Operator Compatibility#
Window Functions#
Comet’s support for window functions is incomplete and known to be incorrect. It is disabled by default and should not be used in production. The feature will be enabled in a future release. Tracking issue: #2721.
Round-Robin Partitioning#
Comet’s native shuffle implementation of round-robin partitioning (df.repartition(n)) is not compatible with
Spark’s implementation and is disabled by default. It can be enabled by setting
spark.comet.native.shuffle.partitioning.roundrobin.enabled=true.
Why the incompatibility exists:
Spark’s round-robin partitioning sorts rows by their binary UnsafeRow representation before assigning them to
partitions. This ensures deterministic output for fault tolerance (task retries produce identical results).

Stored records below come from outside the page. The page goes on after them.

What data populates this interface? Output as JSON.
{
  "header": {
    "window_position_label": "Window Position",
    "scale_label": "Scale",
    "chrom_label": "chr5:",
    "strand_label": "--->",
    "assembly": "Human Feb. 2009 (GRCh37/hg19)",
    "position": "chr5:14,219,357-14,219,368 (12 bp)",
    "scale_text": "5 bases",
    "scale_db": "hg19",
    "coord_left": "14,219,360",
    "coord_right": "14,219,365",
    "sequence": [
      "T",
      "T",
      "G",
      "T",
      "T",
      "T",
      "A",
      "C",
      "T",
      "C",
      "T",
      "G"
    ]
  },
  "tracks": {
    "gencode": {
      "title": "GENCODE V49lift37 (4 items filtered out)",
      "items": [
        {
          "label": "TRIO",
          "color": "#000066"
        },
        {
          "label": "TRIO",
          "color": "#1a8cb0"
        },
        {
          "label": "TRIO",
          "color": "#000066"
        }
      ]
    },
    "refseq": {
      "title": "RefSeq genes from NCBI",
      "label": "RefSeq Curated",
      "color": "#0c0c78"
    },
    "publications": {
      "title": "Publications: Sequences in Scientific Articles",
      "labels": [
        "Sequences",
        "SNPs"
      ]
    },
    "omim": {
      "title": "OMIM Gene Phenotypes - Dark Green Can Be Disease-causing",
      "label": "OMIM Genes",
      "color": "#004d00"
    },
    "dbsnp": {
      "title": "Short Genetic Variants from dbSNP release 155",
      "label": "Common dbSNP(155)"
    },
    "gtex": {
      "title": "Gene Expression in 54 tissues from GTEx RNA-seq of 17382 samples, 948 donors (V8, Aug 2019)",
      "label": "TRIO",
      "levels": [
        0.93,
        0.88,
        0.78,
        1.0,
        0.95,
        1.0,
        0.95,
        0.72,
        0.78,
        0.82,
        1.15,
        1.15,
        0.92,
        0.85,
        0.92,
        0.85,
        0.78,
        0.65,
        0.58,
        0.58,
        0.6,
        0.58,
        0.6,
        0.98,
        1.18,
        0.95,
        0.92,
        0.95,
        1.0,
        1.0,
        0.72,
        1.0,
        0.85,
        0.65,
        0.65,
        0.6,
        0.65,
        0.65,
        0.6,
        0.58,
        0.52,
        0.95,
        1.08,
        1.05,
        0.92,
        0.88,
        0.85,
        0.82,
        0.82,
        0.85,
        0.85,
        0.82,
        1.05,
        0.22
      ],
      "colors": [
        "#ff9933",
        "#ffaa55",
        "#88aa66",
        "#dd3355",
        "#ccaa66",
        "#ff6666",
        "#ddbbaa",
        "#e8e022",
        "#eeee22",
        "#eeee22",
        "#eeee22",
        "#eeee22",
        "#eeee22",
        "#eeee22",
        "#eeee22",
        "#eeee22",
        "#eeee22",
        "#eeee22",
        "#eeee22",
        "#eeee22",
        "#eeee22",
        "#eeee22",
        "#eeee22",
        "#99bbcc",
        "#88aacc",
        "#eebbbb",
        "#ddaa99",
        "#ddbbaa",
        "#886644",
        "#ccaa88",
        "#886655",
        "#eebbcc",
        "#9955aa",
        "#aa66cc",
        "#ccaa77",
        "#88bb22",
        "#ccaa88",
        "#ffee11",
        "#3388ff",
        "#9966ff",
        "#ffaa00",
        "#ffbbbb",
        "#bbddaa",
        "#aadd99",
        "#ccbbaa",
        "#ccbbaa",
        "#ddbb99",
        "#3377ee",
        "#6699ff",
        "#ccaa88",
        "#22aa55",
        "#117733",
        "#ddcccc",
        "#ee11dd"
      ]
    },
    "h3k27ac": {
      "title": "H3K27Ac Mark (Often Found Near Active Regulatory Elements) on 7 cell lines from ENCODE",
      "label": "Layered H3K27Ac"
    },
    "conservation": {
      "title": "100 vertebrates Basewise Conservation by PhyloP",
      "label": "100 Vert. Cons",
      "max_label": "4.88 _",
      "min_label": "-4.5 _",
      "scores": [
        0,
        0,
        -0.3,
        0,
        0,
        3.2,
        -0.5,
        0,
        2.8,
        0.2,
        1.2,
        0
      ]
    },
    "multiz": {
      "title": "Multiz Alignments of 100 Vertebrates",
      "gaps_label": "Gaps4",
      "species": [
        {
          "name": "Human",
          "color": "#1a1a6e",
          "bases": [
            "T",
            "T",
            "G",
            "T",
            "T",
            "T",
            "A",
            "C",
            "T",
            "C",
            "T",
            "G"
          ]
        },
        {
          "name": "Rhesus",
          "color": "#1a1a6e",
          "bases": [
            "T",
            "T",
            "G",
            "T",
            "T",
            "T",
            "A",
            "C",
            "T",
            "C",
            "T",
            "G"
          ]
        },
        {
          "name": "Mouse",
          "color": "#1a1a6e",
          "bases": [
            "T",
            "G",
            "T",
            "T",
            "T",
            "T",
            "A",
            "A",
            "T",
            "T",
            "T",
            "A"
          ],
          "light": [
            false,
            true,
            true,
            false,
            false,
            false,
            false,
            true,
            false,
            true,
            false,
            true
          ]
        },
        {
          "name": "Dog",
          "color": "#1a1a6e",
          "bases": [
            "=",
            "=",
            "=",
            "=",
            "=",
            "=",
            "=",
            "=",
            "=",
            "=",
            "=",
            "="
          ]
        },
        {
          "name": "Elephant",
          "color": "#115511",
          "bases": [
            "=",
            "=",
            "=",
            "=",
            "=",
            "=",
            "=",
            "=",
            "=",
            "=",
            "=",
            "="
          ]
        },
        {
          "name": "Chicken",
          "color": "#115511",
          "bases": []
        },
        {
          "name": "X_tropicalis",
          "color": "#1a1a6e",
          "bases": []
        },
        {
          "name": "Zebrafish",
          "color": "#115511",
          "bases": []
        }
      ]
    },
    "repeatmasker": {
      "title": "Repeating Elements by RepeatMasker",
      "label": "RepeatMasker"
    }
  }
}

Comet uses Arrow format internally, which has a completely different binary layout than UnsafeRow, making it
impossible to match Spark’s exact partition assignments.
Comet’s approach:
Instead of true round-robin assignment, Comet implements round-robin as hash partitioning on ALL columns. This achieves the same semantic goals:
Even distribution: Rows are distributed evenly across partitions (as long as the hash varies sufficiently - in some cases there could be skew)
Deterministic: Same input always produces the same partition assignments (important for fault tolerance)
No semantic grouping: Unlike hash partitioning on specific columns, this doesn’t group related rows together
The only difference is that Comet’s partition assignments will differ from Spark’s. When results are sorted, they will be identical to Spark. Unsorted results may have different row ordering.